Considering the characteristics of PPA, SBS and SBR modified asphalt binders, the primary objective of this study is to investigate partially replacing SBS/SBR with PPA as asphalt modifiers, which can not only achieve lower cost, but also show better performances such as rutting resistance, high-temperature properties and anti-aging. To achieve the objective, the specific work is to investigate the effects of different PPA content on high-temperature properties, low-temperature properties, temperature sensitivity and aging properties of SBS/SBR modified asphalt binders using Dynamic Shear Rheometer (DSR), Bending Beam Rheometer (BBR) and Rolling Thin Film Oven (RTFO) testing.
4. Conclusions
To investigate the feasibility of using PPA to partially replace SBS/SBR as asphalt modifier, through a series of tests, including DSR, BBR and RTFO tests, the performance of compound asphalt is improved compared with that of 4% SBS/SBR single modified asphalt. The results show that appropriate PPA content can improve the elastic performance of SBS/SBR modified asphalt, reduce its viscosity, and improve the high-temperature deformation resistance, therefore, the rutting resistance of compound asphalt is improved. After adding PPA, |GTS| decreases significantly and |VTS| decreases gradually, indicating that PPA reduces the temperature sensitivity of modified asphalt.
In addition, PPA can inhibit the thermal oxidative aging of polymer modified asphalt, thereby enhancing the anti-aging properties, and the greater the amount of PPA, the more significant the modification effect is.

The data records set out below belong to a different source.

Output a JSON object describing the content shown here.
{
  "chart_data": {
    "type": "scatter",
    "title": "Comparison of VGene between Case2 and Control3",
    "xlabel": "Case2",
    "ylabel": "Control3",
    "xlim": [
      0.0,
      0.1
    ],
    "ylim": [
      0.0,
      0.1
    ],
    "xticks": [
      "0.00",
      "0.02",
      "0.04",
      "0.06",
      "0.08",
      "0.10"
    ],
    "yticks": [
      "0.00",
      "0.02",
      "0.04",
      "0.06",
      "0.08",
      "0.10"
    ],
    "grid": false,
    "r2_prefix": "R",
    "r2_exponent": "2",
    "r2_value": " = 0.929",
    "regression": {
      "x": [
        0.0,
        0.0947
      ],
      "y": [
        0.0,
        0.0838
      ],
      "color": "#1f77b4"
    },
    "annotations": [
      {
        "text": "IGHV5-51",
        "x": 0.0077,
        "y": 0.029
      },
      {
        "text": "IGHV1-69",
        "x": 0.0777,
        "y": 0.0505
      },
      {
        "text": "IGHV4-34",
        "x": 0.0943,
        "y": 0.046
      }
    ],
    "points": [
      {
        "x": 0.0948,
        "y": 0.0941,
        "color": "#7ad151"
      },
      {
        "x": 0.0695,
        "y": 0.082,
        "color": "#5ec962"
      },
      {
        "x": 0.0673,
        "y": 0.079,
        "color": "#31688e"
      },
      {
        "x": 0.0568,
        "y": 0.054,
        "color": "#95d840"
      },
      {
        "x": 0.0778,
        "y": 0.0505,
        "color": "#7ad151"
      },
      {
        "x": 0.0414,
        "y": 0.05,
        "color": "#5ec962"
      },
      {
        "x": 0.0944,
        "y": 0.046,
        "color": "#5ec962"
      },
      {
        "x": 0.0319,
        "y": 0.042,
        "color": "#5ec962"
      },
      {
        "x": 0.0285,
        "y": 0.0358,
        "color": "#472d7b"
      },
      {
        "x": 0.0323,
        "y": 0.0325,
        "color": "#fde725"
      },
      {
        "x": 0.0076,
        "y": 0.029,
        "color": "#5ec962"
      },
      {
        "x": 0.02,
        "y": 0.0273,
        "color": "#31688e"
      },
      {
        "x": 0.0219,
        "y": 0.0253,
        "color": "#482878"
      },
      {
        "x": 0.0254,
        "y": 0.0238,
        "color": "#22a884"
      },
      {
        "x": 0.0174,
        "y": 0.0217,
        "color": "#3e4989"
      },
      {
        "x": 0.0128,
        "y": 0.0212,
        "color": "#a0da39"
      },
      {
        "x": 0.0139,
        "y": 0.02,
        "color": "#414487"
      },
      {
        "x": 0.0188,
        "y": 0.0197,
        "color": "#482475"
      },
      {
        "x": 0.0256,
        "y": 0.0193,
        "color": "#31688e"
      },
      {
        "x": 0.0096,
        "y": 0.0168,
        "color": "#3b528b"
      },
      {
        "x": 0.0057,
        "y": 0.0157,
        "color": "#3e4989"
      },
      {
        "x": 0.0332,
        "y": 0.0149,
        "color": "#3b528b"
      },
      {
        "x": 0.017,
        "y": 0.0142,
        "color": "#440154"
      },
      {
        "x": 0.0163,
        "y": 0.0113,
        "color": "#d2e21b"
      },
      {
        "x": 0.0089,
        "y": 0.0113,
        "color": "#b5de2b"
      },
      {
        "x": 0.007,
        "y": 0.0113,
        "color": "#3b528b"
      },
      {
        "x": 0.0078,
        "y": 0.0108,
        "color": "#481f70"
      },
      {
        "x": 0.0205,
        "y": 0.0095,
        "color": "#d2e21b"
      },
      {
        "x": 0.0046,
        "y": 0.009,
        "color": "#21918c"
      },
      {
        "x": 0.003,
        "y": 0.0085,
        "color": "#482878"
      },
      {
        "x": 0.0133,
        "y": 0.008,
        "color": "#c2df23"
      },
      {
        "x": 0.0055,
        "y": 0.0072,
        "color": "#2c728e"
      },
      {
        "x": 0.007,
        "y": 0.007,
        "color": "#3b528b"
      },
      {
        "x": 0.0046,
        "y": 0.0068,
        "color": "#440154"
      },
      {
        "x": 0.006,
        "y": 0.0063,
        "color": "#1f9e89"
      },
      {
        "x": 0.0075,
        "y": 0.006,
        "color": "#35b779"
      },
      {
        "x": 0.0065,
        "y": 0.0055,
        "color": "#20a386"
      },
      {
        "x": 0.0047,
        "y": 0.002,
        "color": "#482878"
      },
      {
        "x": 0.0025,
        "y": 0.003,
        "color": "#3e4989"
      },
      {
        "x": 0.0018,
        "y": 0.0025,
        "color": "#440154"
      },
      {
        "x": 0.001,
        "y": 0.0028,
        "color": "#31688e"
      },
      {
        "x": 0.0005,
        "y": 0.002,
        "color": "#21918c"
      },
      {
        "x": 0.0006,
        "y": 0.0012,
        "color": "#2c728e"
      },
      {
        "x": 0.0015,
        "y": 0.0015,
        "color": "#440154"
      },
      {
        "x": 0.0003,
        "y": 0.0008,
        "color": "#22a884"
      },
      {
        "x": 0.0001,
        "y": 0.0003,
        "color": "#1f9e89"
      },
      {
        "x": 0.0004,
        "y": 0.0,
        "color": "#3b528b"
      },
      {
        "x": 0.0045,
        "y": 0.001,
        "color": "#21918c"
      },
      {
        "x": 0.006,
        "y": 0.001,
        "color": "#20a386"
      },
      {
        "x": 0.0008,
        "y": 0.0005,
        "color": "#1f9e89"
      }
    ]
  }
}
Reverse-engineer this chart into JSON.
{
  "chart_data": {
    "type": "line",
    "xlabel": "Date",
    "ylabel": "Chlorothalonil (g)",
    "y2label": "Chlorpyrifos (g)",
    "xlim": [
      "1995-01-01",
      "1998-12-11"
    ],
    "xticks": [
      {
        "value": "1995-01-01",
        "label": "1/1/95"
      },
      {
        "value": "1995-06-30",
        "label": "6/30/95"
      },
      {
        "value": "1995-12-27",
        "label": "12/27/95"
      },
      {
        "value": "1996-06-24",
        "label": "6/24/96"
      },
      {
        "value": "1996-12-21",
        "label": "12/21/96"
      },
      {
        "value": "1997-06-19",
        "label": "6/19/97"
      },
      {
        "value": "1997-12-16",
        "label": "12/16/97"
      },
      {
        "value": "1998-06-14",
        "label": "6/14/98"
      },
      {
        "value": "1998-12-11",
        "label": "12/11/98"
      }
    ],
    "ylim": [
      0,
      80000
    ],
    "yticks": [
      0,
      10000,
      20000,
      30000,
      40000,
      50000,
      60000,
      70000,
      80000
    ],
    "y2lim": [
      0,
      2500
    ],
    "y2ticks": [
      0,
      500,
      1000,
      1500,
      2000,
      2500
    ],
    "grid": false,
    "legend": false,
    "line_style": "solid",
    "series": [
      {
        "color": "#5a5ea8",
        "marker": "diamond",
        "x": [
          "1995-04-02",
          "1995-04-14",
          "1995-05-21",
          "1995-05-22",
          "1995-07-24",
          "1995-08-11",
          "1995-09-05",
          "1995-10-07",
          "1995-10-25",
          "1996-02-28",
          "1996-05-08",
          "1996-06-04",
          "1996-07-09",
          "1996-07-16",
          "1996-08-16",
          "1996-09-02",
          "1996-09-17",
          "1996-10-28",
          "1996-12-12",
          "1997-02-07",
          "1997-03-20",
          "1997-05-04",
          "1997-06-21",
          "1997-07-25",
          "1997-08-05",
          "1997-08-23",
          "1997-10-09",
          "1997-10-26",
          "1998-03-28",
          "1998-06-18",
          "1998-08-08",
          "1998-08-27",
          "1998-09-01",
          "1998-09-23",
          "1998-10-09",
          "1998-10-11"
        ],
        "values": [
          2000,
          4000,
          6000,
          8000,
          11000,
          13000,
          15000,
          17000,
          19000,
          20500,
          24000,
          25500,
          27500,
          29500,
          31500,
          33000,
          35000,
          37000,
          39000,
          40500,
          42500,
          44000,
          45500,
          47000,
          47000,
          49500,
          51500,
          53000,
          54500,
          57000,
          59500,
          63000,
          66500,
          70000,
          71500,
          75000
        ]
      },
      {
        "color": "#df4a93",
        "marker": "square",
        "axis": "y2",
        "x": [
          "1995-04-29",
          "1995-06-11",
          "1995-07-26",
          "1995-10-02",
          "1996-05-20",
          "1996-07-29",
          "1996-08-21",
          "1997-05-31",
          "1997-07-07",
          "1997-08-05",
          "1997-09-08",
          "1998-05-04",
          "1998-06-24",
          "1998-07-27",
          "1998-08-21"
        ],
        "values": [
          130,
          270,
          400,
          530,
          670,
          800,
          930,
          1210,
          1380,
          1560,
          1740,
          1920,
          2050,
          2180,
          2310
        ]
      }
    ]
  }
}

Overall, the high temperature, temperature sensitivity and anti-aging properties of polymer modified asphalt were improved after adding PPA, and because of its low price, the polymer modified asphalt can reduce some polymer content by adding PPA. PPA may have an adverse effect on the stiffness and stress relaxation of asphalt binder, but it can meet the specification requirements in the area where the average temperature in winter is not lower than −18 °C. Considering those performance and economic benefits, the recommended scheme of PPA-SBS compound modified asphalt is 4% SBS + 0.75–1.0% PPA, and the recommended scheme of PPA-SBR compound modified asphalt is 4% SBR + 0.5–0.75% PPA, which is equivalent to the performance of 6% SBS/SBR single modified asphalt. Following research work should include investigating the combinations of PPA with other modifiers and neat asphalt, as well as the verification of field correlation, so as to prepare asphalt with better performance and wider application range.